裴医生闭上了眼。但已经晚了。所有眼睛都在流血,从眼眶里,从指缝里,从他后脑勺上的每一个窟窿里。
他向我扑过来。
我转身就跑。
脚腕疼得钻心,但我不能停。走廊很长,日光灯在头顶闪烁,明灭之间,我能看见他的影子在地上扭曲、拉长、扑过来——
我冲进了一间教室。
“报告。”
整个教室安静下来。我回过头,看见裴医生站在走廊里,站在阳光和阴影的交界处。他恢复了正常的样子,只是脸上的眼睛在慢慢腐烂,像熟过头的果子,一点一点往下掉。
上课铃响了。
他退后一步,消失在阴影里。
我转回头,扫视教室。四十多个人,都在看我。我找到最后一排靠窗的空位,走过去,坐下。
[刚才我已经吓死了,谢谢你主播]
[就我好奇眼睛是什么味的吗?]
[你下次去尝尝,就知道了(比心)]
[《育才中学》难度挺高的,上次我看一个主播,进去没一会儿就死了一大半]
[最后就他自己活下来了,评价从B+掉到C+]
[你们没发现系统没播报死亡人数吗?总不能只有他一个人吧?]
[……]
只有我一个人吗?
好像也不是坏事。
“江沉!”
一个粉笔头砸在我额头上。
“站着!”
我站起来。讲台上站着一个女老师,四十多岁,法令纹很深。她走过来,一把揪住我的头发,狠狠扯了一下。

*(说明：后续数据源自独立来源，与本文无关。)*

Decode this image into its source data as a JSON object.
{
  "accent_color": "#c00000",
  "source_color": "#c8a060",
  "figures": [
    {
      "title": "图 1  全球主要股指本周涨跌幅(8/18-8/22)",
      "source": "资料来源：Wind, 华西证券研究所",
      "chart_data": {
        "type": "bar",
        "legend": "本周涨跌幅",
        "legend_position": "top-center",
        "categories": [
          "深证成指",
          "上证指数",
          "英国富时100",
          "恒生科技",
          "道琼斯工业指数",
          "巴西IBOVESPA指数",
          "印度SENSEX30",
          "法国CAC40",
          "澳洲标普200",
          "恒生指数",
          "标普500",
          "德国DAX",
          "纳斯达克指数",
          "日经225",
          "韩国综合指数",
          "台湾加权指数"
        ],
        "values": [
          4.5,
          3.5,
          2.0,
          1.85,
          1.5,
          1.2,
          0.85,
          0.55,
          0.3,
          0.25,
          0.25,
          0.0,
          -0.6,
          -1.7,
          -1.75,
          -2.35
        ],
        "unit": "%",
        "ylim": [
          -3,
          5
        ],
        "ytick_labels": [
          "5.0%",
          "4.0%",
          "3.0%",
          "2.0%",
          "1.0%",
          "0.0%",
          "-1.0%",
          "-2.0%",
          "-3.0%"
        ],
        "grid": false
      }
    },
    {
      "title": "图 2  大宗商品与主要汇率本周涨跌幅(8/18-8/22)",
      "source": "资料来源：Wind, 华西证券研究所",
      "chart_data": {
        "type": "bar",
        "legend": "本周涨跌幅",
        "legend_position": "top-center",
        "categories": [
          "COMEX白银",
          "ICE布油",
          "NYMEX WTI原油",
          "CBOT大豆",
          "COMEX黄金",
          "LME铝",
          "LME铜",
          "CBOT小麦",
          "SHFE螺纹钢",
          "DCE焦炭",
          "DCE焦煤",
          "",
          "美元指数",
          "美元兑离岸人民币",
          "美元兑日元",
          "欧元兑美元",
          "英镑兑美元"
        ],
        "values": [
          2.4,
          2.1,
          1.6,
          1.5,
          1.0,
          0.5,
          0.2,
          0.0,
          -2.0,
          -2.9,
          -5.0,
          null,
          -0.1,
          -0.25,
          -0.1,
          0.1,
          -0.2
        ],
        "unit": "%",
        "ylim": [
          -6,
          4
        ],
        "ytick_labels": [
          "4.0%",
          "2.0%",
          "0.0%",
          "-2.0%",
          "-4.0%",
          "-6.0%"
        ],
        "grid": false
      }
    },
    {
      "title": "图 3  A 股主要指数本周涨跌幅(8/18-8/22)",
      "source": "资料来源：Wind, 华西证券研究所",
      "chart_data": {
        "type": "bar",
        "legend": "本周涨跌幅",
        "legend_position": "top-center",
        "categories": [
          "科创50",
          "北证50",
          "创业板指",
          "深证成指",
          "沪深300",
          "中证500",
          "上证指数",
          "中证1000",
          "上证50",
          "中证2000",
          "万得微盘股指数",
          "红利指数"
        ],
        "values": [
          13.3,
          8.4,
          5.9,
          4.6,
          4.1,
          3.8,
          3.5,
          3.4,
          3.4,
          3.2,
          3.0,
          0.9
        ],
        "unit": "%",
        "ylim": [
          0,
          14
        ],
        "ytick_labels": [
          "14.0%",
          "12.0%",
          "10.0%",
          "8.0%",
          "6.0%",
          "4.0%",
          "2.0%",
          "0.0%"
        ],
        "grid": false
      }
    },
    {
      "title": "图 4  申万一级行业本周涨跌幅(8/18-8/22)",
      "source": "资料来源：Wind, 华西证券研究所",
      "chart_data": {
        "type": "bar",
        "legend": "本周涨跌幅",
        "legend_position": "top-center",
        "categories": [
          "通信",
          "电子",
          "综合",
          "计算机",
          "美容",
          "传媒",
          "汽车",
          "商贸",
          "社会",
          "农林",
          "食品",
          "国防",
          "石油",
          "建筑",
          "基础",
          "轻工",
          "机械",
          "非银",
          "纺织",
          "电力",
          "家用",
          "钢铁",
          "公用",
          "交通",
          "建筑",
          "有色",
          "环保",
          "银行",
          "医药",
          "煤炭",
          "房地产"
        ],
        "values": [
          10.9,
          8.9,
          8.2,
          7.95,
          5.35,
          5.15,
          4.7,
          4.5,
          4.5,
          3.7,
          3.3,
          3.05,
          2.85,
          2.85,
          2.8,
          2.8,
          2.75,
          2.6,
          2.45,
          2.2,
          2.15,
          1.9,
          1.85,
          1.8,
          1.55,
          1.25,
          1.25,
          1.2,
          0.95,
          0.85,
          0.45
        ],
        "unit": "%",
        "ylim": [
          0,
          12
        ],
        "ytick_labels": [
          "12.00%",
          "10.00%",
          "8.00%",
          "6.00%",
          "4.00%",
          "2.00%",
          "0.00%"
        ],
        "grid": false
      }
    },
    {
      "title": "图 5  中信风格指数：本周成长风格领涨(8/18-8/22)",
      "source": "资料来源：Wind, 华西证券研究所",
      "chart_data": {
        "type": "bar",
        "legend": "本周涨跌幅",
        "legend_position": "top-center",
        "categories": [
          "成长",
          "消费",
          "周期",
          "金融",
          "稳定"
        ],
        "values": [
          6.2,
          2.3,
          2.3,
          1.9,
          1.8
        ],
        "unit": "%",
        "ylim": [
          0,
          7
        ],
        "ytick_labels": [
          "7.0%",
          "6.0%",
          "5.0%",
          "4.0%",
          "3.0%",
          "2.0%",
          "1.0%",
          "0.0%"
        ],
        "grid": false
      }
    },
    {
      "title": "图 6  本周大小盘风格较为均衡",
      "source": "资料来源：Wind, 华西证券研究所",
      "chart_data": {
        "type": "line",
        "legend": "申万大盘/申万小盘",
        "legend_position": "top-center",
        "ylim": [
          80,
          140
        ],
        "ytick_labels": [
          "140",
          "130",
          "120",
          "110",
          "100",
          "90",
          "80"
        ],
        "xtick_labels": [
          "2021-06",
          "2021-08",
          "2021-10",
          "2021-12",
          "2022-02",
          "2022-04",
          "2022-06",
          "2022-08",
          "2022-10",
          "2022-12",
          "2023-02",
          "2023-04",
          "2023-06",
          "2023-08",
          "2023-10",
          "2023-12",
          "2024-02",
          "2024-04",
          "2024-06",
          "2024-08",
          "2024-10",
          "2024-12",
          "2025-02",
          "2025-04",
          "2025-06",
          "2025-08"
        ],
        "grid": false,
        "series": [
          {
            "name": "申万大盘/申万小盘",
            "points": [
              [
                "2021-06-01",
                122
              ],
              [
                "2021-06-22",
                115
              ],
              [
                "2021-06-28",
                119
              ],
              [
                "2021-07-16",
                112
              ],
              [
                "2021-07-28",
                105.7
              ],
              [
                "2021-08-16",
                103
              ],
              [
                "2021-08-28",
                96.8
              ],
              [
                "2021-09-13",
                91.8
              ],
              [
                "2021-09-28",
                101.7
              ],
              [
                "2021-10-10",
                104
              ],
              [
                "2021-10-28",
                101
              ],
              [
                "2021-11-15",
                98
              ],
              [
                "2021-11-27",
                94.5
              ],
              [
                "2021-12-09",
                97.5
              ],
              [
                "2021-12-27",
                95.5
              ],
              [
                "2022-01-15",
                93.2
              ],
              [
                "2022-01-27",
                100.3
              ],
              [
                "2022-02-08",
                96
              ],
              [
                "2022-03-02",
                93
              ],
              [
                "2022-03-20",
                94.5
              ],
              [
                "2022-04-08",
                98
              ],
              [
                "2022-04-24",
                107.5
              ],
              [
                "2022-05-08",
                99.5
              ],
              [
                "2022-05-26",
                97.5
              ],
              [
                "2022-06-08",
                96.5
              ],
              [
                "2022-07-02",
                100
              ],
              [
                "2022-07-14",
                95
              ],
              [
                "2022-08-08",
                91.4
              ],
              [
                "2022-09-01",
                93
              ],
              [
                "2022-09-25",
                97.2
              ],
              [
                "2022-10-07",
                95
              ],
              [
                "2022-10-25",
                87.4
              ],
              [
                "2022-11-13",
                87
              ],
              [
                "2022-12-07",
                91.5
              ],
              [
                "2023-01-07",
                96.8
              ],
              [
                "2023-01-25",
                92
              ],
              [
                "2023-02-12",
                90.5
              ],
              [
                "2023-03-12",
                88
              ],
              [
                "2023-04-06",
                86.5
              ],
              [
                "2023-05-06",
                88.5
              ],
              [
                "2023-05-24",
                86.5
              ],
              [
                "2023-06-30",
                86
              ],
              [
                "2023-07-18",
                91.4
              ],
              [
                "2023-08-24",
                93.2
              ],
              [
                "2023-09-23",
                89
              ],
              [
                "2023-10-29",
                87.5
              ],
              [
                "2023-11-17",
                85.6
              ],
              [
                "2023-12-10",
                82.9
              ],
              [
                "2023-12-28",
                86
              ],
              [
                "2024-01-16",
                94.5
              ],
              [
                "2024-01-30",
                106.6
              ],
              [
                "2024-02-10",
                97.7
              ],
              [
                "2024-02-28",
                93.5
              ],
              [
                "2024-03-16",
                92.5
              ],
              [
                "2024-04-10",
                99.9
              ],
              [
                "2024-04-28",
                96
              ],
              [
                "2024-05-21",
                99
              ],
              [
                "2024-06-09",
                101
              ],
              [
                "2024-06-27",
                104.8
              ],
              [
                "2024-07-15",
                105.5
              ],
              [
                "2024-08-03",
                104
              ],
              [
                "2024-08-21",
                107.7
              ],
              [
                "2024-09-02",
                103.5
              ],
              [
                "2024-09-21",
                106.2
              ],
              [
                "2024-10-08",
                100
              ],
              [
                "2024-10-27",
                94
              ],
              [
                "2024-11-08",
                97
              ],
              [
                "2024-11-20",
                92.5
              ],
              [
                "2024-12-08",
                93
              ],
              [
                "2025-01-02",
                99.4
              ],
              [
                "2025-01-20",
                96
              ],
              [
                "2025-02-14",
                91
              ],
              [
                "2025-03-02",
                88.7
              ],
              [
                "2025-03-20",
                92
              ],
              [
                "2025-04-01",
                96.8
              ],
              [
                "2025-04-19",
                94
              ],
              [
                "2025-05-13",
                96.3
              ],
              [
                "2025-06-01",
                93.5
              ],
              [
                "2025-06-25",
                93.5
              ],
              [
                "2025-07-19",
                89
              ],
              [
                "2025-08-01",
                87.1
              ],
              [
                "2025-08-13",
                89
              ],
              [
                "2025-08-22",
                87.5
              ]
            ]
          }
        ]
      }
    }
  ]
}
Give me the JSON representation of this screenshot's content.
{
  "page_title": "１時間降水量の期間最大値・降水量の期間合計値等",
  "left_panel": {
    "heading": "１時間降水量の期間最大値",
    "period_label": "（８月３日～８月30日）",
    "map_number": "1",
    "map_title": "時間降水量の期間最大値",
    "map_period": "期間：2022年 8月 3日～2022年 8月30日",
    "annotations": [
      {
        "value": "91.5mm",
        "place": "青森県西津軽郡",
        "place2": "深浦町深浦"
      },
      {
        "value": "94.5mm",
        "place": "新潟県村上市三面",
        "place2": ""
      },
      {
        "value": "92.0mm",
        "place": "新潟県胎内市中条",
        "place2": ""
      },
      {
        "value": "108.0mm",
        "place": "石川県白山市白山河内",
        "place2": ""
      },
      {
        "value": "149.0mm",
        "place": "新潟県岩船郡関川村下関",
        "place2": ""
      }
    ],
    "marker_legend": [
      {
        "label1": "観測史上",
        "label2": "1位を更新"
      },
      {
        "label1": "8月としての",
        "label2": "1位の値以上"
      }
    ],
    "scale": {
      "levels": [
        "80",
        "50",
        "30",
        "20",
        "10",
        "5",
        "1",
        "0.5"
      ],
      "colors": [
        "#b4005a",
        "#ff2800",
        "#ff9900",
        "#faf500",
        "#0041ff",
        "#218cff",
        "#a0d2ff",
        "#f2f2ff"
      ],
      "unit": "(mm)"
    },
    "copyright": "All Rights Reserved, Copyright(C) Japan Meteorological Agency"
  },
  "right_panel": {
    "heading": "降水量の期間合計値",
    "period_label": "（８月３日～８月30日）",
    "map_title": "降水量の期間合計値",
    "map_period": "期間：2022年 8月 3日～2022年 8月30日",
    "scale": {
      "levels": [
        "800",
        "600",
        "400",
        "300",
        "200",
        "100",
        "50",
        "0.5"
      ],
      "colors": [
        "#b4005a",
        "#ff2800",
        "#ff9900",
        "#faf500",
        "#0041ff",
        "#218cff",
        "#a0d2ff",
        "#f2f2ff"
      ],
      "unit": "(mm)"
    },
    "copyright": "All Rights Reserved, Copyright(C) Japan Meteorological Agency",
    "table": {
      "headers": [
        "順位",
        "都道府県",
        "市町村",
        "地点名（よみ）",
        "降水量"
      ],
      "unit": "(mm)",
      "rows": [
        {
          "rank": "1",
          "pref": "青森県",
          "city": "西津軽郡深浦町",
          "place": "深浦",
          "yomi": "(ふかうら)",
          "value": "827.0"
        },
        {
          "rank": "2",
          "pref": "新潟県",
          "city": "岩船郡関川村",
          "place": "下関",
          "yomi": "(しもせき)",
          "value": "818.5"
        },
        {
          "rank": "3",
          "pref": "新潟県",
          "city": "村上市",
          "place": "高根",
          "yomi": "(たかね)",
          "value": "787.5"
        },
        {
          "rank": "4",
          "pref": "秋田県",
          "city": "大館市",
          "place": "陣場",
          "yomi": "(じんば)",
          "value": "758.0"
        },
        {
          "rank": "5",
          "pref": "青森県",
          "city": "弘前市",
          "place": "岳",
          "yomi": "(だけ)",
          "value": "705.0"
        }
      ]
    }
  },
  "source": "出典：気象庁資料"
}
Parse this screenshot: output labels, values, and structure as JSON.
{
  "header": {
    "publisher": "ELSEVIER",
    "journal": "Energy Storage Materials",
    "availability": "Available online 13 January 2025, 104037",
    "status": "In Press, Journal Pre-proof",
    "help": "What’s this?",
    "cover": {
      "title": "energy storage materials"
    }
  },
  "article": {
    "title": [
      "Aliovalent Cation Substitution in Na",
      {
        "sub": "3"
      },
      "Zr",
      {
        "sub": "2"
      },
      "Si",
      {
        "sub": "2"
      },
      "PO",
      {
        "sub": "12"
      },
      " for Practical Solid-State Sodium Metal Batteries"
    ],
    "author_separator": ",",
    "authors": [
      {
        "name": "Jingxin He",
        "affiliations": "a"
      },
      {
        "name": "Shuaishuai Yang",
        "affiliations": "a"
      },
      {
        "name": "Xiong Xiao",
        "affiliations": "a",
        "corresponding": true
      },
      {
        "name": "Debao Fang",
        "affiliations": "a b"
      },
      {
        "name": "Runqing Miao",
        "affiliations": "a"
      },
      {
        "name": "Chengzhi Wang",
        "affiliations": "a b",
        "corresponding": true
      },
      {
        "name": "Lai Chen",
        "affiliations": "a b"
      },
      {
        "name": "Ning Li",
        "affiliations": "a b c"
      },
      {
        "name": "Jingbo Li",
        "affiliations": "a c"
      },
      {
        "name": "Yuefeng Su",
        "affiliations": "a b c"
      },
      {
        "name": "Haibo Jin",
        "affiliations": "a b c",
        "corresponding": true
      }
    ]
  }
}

“一个哑巴,耳朵也聋了?育才中学怎么有你这样的学生?”
姓名:陈厍
性别:女
介绍:育才中学英语老师,以“严师出高徒”为原则打骂学生。
我看着她。
忽然笑了一下。
“老师……”
警告!!!
玩家因挑衅育才中学老师,将受到特殊对待。
我笑得更开了。
然后我看见她的手里——握着一颗心脏。
还在跳。
是我的。
我低头看自己的胸口。那里有一个洞。空的。没有血,什么都没有,只有那个黑洞洞的伤口。
我抬起头。
那张脸就在我面前。很近。
白的。熟悉的。
“你运气怎么总是不好。”他伸手摸了摸我的头发,像很久以前那样,“我还是喜欢你长头发的样子。”
“……蒂尔?”
他笑了一下。那笑很淡,像隔着什么在看。他的手指戳了戳我的胸口——那个空了的洞口——凉的。
“你把我的心,留在这儿了。”
我低头看那个洞。
空的。
但有什么东西,在里面跳。
一下。
一下。
对啊。我想起来了。
他的心,在我这里。
恭喜玩家江叙眠达成成就[囚徒]
在疯狂的外表下是那颗爱人的心。